Id. at 45. Turning specifically to
§ 3D1.2(c), the court reasoned, “Convictions on multiple counts do not result in a sentence enhancement unless they represent additional conduct that is not otherwise accounted for by the guidelines.” Id. at 45-46 (emphasis in original). The defendant's offense level under the tax guideline was increased by two, because the source of the unreported income was criminal activity. The court described as “indisputable” the fact that the mail fraud count covered conduct that was being treated as a specific offense characteristic for the tax count. Id. at 46. Immediately after so concluding, however, the court went on to concede:
As a matter of common parlance, Haltom's mail fraud and tax evasion convictions cannot readily be said to have caused “substantially the same harm.” See
U.S.S.G. § 3D1.2. The mail fraud damaged the private financial interests of Haltom's corporate clients; the tax offenses harmed the government. Absent a contrary directive in the guidelines themselves, we might have considered these harms quite distinct and concluded that Haltom's offenses were not groupable.
113 F.3d at 46. It nonetheless thought that grouping was compelled by the guidelines.

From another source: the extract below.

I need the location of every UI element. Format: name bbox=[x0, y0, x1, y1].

The First Circuit took a different approach in
United States v. Martin, 363 F.3d 25 (1st Cir.2004). There the defendant also pleaded guilty to fraud and tax evasion, and the district court decided that grouping was required. It computed an offense level of 20 for the fraud counts and 18 for the tax evasion counts, the latter including the two extra points for income derived from criminal activity that exceeds $10,000. Following an analysis similar to that in Haltom, it grouped based on
§ 3D1.2(c). Reversing, the First Circuit noted that the Guidelines “do not require that all of the conduct be ‘fully accounted for’; rather, it is enough that conduct ‘embodied’ in the second offense is ‘treated as an adjustment’ to the other offense.” Id. at 41 (quoting
United States v. Sedoma, 332 F.3d 20, 27 (1st Cir.2003) (internal quotation marks omitted) (quoting
U.S.S.G. § 3D1.2(c))). As a practical matter, the decision to group the tax and fraud offenses meant that the final offense level was two notches lower than it would have been without grouping, just as in Vucko's case. The First Circuit acknowledged that “[t]he text of
§ 3D1.2(c), taken alone, appears to support grouping in this case.”
Martin, 363 F.3d at 42. Nevertheless, the court pointed out, the Guidelines must be interpreted in light of the Commentary, which is “authoritative unless it violates the Constitution or a federal statute, or is inconsistent with, or a plainly erroneous reading of, that guideline.” Id. (quoting
Stinson v. United States, 508 U.S. 36, 38 (1993)). Thus, “even when one count embodies conduct treated as an adjustment to a second count, the counts cannot be properly grouped under
§ 3D1.2(c) unless they are ‘closely related.’ ”
Martin, 363 F.3d at 42. The First Circuit held that the fraud and tax evasion counts are not “closely related” because they involve “different victims,” cause “different harms,” and required “different conduct.”
Id. at 42-43. . . .
The Third and Tenth Circuits take the same approach as the First. . . . Several reasons persuade us to reject grouping in these circumstances.